Posted: Wed Nov 02, 2016 7:46 am
by Matt F
I usually have a bunch of sparge water. I usually don't calculate how much sparge water I need. If I am brewing 10 gallons, I get 20 gallons of water ready and use what I need for the mash, rest goes in the HLT. Unless doing a low gravity beer, the final runnings can be canned and used for starters. Boil to increase gravity if necessary.

Re: Sparging

Posted: Wed Nov 02, 2016 7:59 am
by daryl
Canning for yeast starters....I really like that idea. Thanks Matt.

Re: Sparging

Posted: Wed Nov 02, 2016 8:53 am
by Matt F
I wouldn't use anything once your gravity drops below 1.008. That is the cutoff I use.

Re: Sparging

Posted: Wed Nov 02, 2016 11:41 am
by daryl
And I'm really liking the idea of the Blichmann Sparge Arm. I bet one would fit perfectly in my newly acquired, gently used mash tun.

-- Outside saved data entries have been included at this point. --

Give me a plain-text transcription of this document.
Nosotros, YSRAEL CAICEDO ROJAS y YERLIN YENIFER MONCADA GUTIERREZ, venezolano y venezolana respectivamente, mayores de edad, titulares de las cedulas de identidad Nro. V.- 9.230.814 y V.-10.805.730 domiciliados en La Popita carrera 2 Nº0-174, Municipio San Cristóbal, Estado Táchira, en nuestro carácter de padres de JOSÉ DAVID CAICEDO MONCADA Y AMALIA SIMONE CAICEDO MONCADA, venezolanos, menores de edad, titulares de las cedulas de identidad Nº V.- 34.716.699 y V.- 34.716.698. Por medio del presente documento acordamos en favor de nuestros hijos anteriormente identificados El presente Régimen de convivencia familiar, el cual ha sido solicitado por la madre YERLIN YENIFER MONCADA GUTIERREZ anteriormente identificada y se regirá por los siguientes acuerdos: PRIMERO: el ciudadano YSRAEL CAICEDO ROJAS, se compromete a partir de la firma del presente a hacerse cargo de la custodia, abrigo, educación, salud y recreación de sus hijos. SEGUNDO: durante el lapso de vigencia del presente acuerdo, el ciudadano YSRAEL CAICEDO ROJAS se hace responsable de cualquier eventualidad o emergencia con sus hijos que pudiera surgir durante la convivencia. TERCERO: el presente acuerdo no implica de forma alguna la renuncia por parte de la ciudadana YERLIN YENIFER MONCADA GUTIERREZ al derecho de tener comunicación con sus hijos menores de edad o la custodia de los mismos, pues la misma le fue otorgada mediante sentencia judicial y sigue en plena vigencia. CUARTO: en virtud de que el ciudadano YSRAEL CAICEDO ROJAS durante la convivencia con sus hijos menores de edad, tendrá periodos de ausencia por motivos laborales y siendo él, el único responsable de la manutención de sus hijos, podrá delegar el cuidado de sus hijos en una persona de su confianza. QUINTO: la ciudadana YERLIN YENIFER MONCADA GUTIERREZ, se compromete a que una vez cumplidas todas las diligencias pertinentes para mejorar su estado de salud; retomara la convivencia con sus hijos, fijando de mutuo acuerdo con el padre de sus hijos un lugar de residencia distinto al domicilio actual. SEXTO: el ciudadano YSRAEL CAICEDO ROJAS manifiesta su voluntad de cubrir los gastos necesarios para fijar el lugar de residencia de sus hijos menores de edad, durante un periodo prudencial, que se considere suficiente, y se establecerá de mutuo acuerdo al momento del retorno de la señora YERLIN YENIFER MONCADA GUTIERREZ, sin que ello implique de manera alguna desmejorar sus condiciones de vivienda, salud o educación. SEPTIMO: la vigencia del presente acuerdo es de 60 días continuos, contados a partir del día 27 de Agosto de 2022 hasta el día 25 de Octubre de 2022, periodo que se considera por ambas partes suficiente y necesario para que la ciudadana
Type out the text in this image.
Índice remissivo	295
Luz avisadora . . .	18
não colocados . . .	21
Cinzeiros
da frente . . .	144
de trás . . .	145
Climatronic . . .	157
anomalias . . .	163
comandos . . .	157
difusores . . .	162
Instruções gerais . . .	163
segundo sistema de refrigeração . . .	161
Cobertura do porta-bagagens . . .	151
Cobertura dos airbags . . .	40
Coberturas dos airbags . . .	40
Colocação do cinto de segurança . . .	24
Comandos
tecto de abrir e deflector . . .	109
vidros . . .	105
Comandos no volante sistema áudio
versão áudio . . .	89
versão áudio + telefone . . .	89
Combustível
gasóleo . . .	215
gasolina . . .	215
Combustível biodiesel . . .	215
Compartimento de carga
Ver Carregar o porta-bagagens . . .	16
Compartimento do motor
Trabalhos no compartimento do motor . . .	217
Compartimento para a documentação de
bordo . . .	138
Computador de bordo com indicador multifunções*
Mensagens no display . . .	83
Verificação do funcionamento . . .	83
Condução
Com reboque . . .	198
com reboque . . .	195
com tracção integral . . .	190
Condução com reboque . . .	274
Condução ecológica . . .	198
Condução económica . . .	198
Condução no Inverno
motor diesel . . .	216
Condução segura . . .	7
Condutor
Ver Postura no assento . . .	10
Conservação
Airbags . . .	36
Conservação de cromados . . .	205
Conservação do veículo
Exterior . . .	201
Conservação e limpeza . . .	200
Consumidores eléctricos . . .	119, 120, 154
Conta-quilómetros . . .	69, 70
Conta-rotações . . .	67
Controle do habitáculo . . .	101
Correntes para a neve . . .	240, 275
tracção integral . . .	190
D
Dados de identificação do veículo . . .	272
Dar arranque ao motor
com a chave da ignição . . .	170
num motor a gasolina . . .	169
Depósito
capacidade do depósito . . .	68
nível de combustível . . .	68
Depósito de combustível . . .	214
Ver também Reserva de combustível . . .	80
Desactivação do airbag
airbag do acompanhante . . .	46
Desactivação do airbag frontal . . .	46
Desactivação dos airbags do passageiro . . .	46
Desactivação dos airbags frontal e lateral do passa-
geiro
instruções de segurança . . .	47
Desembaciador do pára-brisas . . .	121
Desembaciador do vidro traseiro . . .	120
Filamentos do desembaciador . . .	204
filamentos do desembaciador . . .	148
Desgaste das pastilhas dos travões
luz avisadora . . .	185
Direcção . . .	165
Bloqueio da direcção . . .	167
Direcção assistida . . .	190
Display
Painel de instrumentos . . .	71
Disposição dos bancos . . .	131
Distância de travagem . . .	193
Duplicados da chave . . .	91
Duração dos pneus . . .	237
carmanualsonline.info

I'm sure it's very similar to what's in Dan's porcelain mash tun, the one he uses for Uncle Dan's Prison Wine.

Not sure how he gets it out of the bowl though, and I'm really sure I don't wanna know! :shock:

Re: Sparging

Posted: Wed Nov 02, 2016 11:49 am
by UndeadFred
I am like Andrew in that I used to batch sparge in a cooler. I used a voile lined cooler so it probably was still technically hybrid BIAB. I now use a bag and squeeze the crap out of it. I went from mid 80's In brewhouse efficiency, to the high 70's but that translates into about 75 cents more base grain per batch for a bit less cleaning and a little bit less work... time wise, no major savings though, really...

I'm thinking of rigging up a second electric pot to try a sparge over the bag, but I've not put that together. The recirculating eBIAB system so far has been good enough for me as I'll never (or at least until retirement) have adequate time to be an award winner.

I guess I should measure pH more than I do, but as long as I add the right amounts of the water chemicals/acid I'm always in range anyway when I do spot check. I mostly build up from RO because I have really tasty but moderately hard well water with a lot of temporary hardness. I'll cheat on darker beers and maybe go 25%-30% well water (kind on an unknown) but that's not been a problem when I've done it either...

Fred

Re: Sparging

Posted: Wed Nov 02, 2016 12:16 pm
by andrewmaixner
Fred, you can "sparge" the bag with cold water. The difference between hot/cold at that point is diminishing an order of magnitude -- like "10% of 10%" increase

Re: Sparging

Posted: Wed Nov 02, 2016 12:59 pm
by Matt F
daryl wrote:And I'm really liking the idea of the Blichmann Sparge Arm. I bet one would fit perfectly in my newly acquired, gently used mash tun.
The Blichmann Autosparge works great if using gravity to move water from the HLT to the top of the mashtun. My cousin Brandon said it did not work very well when pushed with a pump. I can verify, it does in fact fit very well in your mashtun. :wink:

You can also use a barb with a silicone hose like I did before the Blichmann. I had a ball valve on the out side and screwed a 1/2" barbed nipple through from the inside. If you can't get tight enough add a nut on the outside and then the valve. If doing gravity, the Autosparge is really nice, and actually very low tech.